Parnell said long-term studies of San Diego’s kelp forests over the years show a cyclical process of kelp “die-offs and comebacks.”
“With the El Nino of 1977, there was a big change in terms of a larger, more regional and warmer weather pattern,” he said. “Since then, the water’s been warmer and the kelp has been more frequently disturbed.”
Last August, the highest water temperature ever measured in more than 100 years, 78.6 degrees, was recorded in San Diego at Scripps Pier.
“Last summer, we had Hawaii temperatures here up near the surface,” noted Parnell. But recently, the San Diego kelp has been rebounding along with the return of cooler water temperatures.
“It’s coming back, but it’s not coming back everywhere where it was before,” said Parnell adding, “we have a very shallow thermocline [temperature change in water depth] and very cold water below, so the kelp is doing better this year.”

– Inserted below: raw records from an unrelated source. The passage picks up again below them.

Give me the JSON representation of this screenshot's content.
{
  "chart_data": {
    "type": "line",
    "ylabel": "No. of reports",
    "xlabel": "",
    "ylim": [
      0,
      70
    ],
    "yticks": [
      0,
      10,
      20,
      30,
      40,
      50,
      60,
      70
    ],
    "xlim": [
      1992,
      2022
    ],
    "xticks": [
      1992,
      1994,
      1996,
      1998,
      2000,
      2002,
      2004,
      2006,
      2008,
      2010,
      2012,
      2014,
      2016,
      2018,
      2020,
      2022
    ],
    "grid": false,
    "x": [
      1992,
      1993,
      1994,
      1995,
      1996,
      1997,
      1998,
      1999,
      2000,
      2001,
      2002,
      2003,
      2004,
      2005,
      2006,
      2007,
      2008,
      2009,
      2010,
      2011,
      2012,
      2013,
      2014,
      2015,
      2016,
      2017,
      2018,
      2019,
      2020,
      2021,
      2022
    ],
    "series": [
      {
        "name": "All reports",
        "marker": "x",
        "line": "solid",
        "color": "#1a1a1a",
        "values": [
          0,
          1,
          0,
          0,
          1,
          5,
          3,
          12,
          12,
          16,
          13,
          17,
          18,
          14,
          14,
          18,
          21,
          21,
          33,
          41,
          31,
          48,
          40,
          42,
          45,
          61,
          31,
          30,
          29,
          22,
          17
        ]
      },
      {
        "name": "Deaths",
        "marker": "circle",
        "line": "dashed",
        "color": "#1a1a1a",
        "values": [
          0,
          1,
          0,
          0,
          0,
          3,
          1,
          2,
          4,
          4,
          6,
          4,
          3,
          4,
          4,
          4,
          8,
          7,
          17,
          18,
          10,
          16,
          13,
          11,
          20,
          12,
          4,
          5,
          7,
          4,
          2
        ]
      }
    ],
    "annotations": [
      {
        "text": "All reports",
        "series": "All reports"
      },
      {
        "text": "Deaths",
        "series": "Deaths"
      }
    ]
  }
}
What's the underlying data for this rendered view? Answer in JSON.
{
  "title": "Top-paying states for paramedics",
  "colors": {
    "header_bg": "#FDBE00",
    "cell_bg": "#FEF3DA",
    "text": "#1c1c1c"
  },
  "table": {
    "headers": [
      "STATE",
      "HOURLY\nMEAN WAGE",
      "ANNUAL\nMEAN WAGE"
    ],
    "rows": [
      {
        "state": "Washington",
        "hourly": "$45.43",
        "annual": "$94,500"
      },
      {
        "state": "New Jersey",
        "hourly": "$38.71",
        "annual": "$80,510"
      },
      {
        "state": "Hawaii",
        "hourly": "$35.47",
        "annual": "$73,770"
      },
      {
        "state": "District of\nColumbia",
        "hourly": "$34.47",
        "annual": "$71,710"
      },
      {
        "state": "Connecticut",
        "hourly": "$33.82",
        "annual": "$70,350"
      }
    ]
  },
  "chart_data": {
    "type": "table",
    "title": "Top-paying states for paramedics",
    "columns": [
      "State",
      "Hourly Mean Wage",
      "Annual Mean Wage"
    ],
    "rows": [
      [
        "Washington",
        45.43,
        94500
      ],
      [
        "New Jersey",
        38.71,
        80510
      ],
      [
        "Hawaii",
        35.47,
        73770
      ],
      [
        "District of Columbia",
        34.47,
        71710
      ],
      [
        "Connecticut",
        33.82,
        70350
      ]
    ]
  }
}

Parnell characterized varying water temperatures year to year as a “sawtooth” pattern. “We see trends, cycles, in longer frequencies,” he said. “Right now, what we’re seeing is a trend of the California current getting warmer. But now that we’ve returned to colder [water] conditions this year, the kelp is doing better.”
But if ocean water temperatures climb again, the kelp will again becoming increasingly stressed.
“If we get conditions again like the late ’70s, the kelp may have a harder time making it back, and it could go the way of becoming a relic in some areas,” said Parnell.
A total of 450 dives per year will be conducted at 21 areas in kelp forests along the San Diego coast in the five-year study. The project is funded by the city’s 280,000 sewer customers whose utility bills include a calculation for the kelp project.